I wrote about my countdown list for the end of the year three days before my 50th birthday. Shortly after that, I felt the signs of a flare brewing that crescendoed around December 18th. I spent the rest of the year in bed, on the sofa, or in the hospital for a quick diagnostic procedure. I should get the results this week or next.
My list fell by the wayside. I slipped into melancholy, thinking about everything I didn’t get done. I thought about coming here and updating the list and explaining my absence, but I disliked facing my failure. Yes, a list of unchecked tasks is a failure to someone like me who thrives on purpose and routine. I had hoped my list was something I could control during a time that felt very much up to whim.
My gloomy mood didn’t last forever. I knew I did the tinsel on the tree and the ottoman covers, so I decided to strike those off the list. Something is better than nothing. I worked up the nerve to come on here and look at the list with eyes partially closed to avoid the glare of defeat.
Put tinsel on a tree for the first time Decorate the mantel for Christmas; maybe battery-operated candles this year?
- Dried citrus for kitchen
Clean off ottoman
- Buy baskets for the media console
- Buy baskets for bookcases
- Buy lights for bookcases
- Decorate tops of bookcases?
- Source vintage landscape or art for home library
Clear off white cabinet in home library Wrap all presents Take pictures for Christmas cards Send out Christmas cards
- Clean first, second, third, fourth, fifth,
sixth, seventh, and eighth bookcases Put covers on ottomans
- Schedule OBGYN appointment
- Bring books to donate at the school library
- Clear out the TBR school pile
Buy and install wallpaper
- Decide on pictures for the gallery wall; print
- Hang pictures
Replant urns outside
- Mulch for kitchen planters
Clean out the glass/tea cabinet in the kitchen Clean out the toaster oven
- Read my 100th book for the year
- More updates as they come to mind
I did more than I thought. How predictable.

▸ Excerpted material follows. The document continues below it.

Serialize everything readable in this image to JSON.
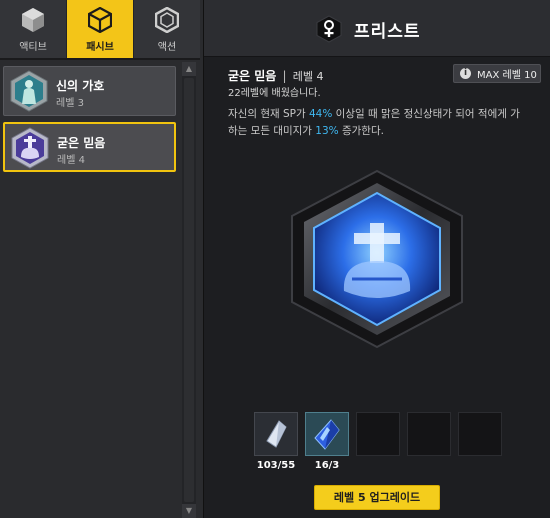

Women, by and large, operate under an illusory sense of failure. On any given day, we believe we are frauds who have failed at work, parenting, and homemaking. It doesn’t help that we usually try to do all three at once. Refusing to multitask doesn’t absolve us of guilt, however. If you relish your work, you are only that much worse as a mother or homemaker. Women who are childless by choice are immediately suspect. If you find joy in homemaking and have a gaggle of children, you are, as a law professor told me, “a disappointment to me and all the women who worked so hard to give you opportunities.” This, all of this, is nonsense.
The other day an online friend called me a mother mentor. This is laughable, but I understand the sentiment. I’m older, and my children are older. It’s nice to watch someone travel the road a few miles ahead of you so you can get the lay of the land and avoid a few of the more considerable pitfalls. I do this often and am a huge fan of crowdsourcing advice. Some people learn by experience and resent advice, of course. To each their own. If you like a mentor, here is what I see from my spot on the road.
Most things are the same. The road still has uneven spots, holes, cracks, and hills and valleys that sometimes feel insurmountable. Thanks to my developed endurance (50 years!), the good news is that the journey feels easier. I’ve come to realize that cracks happen and don’t extend forever. They are not fissures; even if they were, most fissures can be repaired. I am getting better at accepting the imperfect.
How I feel on the road has become much more important than how I look on the road. This could go without saying.
I have become far less interested or invested in what’s happening on the other roads. This stretch feels fantastic. I put up weird wallpaper and wear comfortable shoes. I buy quality items I plan to keep for years, if not forever, and don’t worry about whether or not they are in style. I still feel like a fraud every now and then and wince at my to-do list, but only for a little bit. It doesn’t take me as long to remember that everyone is a fraud and that list is just a list.
The road doesn’t go on forever. Memento mori! This is sobering and something I am only just now realizing as I get more and more reminders. It feels less fantastic than wallpaper and shoes, but far more important. There is more road to travel.
Wherever you are on the journey, hi, I see you. I hope you are doing well.